その手は震えていたが、声は揺るぎなかった。
—「残存エネルギーをすべて第二防衛線へ!次の一撃で、もう壁は落とさせない!」
まだ若き王子だが、その瞳には確かな決意が宿っていた。
—「この塔は、僕の誇りだ。最後の一瞬まで、僕が守る!」
南の前線では、マグノリアが魔法の杖を振るい、炎と風の嵐で帝国兵の波を吹き飛ばしていた。
—「来なさい!今日の私は、燃え上がる砦よ!」
槍兵たちが彼女を包囲しようとするも、彼女は笑顔で火炎竜巻を放ち、全てを焼き払った。

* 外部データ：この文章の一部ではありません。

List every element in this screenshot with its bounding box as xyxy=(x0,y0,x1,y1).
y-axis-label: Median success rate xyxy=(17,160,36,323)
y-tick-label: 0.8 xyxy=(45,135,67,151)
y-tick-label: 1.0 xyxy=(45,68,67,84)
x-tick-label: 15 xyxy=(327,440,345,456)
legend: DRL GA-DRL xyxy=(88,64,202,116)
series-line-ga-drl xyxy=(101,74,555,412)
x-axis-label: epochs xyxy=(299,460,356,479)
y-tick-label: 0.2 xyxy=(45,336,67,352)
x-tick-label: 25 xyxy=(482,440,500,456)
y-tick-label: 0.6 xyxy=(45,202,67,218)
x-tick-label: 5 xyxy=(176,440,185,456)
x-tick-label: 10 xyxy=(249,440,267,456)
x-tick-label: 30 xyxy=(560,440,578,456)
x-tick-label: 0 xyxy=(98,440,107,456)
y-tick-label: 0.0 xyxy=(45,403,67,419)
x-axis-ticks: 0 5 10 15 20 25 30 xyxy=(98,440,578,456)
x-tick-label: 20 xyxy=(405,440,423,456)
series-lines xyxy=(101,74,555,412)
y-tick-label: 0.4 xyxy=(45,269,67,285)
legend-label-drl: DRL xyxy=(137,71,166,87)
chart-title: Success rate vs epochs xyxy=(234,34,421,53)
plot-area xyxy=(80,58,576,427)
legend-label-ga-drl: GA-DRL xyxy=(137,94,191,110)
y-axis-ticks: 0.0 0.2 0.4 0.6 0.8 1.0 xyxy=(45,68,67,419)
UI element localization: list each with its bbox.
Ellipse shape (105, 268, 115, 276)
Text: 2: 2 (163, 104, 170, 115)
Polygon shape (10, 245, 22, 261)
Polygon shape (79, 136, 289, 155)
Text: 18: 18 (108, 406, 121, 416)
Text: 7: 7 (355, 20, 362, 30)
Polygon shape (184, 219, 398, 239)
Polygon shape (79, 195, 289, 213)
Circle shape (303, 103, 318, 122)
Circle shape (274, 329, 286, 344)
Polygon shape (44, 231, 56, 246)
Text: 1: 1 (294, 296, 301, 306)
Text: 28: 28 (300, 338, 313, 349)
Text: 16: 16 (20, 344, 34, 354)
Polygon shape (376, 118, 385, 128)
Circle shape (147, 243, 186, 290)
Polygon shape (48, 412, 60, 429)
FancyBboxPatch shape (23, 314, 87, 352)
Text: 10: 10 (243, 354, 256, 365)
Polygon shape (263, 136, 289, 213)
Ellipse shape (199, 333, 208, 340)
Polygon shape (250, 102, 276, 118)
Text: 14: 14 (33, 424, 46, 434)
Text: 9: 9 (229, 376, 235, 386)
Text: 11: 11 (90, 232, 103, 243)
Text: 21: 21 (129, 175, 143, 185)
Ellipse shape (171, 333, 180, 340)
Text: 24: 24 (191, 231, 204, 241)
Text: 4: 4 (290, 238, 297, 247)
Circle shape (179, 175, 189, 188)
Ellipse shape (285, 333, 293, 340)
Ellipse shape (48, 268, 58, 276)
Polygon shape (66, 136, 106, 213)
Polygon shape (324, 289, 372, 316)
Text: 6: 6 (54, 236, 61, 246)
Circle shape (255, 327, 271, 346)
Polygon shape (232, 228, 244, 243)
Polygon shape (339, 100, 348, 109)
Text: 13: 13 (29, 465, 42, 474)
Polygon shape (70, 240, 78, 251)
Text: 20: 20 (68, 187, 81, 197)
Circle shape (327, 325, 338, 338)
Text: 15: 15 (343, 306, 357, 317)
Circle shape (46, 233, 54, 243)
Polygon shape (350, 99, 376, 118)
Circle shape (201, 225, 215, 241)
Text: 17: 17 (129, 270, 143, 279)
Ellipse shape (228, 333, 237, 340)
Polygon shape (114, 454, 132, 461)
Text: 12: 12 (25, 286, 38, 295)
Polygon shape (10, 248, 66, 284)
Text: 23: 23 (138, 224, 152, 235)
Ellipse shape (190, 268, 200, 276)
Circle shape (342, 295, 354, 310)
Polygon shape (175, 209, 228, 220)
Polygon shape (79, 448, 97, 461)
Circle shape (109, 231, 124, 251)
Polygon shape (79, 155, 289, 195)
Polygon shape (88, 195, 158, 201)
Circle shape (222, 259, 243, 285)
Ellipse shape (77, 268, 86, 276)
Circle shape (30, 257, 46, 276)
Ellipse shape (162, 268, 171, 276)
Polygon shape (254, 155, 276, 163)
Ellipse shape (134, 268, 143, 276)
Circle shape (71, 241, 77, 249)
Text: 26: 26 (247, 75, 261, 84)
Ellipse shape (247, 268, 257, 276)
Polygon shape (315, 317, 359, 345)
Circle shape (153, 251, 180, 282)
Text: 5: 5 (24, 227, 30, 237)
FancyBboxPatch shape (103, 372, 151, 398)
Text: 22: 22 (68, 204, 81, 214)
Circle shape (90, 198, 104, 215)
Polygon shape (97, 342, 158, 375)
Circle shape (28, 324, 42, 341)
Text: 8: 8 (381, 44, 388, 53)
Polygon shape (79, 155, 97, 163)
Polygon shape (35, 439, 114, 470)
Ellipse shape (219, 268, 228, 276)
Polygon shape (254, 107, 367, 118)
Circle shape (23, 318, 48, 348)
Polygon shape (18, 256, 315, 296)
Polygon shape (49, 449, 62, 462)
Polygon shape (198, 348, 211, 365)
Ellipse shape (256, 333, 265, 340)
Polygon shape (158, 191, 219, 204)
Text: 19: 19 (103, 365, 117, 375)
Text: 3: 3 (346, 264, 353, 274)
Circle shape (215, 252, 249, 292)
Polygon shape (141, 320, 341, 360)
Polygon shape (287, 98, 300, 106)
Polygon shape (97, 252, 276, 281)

—「リュウガが命を懸けているなら、私も命を燃やす!」
最前線では、ドワーフのグレイオがルーンが刻まれた戦鎚を振り下ろしていた。
一撃ごとに地面が揺れ、敵兵たちは次々に地に伏す。
—「さあ来い、腰抜けども!岩の息子グレイオ様が相手してやる!」
敵兵が背後を狙うも、グレイオは頭突き一発で返り討ちにし、味方の笑い声が響く。
—「戦いは、硬い頭と熱い心で勝つんだよ!」
東の側面では、アンドロイドのクリスタルとナヤが戦場を機械の嵐と化していた。
クリスタルは両腕から〈プリズム・データブレード〉を展開。鎧を着た騎士すら切り裂く。
—「解析完了。弱点特定。攻撃開始。」
ナヤは背中から魔導ドローンを召喚し、正確無比な爆撃を繰り返す。
—「戦術ユニット起動中。敵の通過は許可しない。」
二人の無機質な破壊の美しさに、味方も思わず見惚れていた。
西の側では、**ブルナ(馬娘)**がその獣のような力で突撃を繰り返す。
魔法の蹄が火花を散らし、帝国兵を次々に吹き飛ばしていく。
—「仲間のために!リュウガのために!」
兵士たちが槍を構えるが、彼女の動きは速すぎた。
風のように駆け、雷のように蹴りつける。
そして最後に、後方支援の中心に立つのは〈白の姫〉の姿となったクロだった。
優雅に杖を掲げ、忘れられた言語で祈りを口にする。
その杖の先から放たれたのは、夜明けのように輝く白い光。
それは呪いを浄化し、帝国の闇魔法を消し去っていく。
—「過去の鎖には、もう怯えない。今こそ、本当の私で戦う!」
ダイヤモンドの塔は生きていた。
王子も、戦士も、機械も、落ちた姫も…
皆が闇の中で、それぞれの光を放っていた。
そしてその胸にあったのは——
たとえリュウガが今いなくとも、
彼はきっと戻ってくるという、強い信念だった。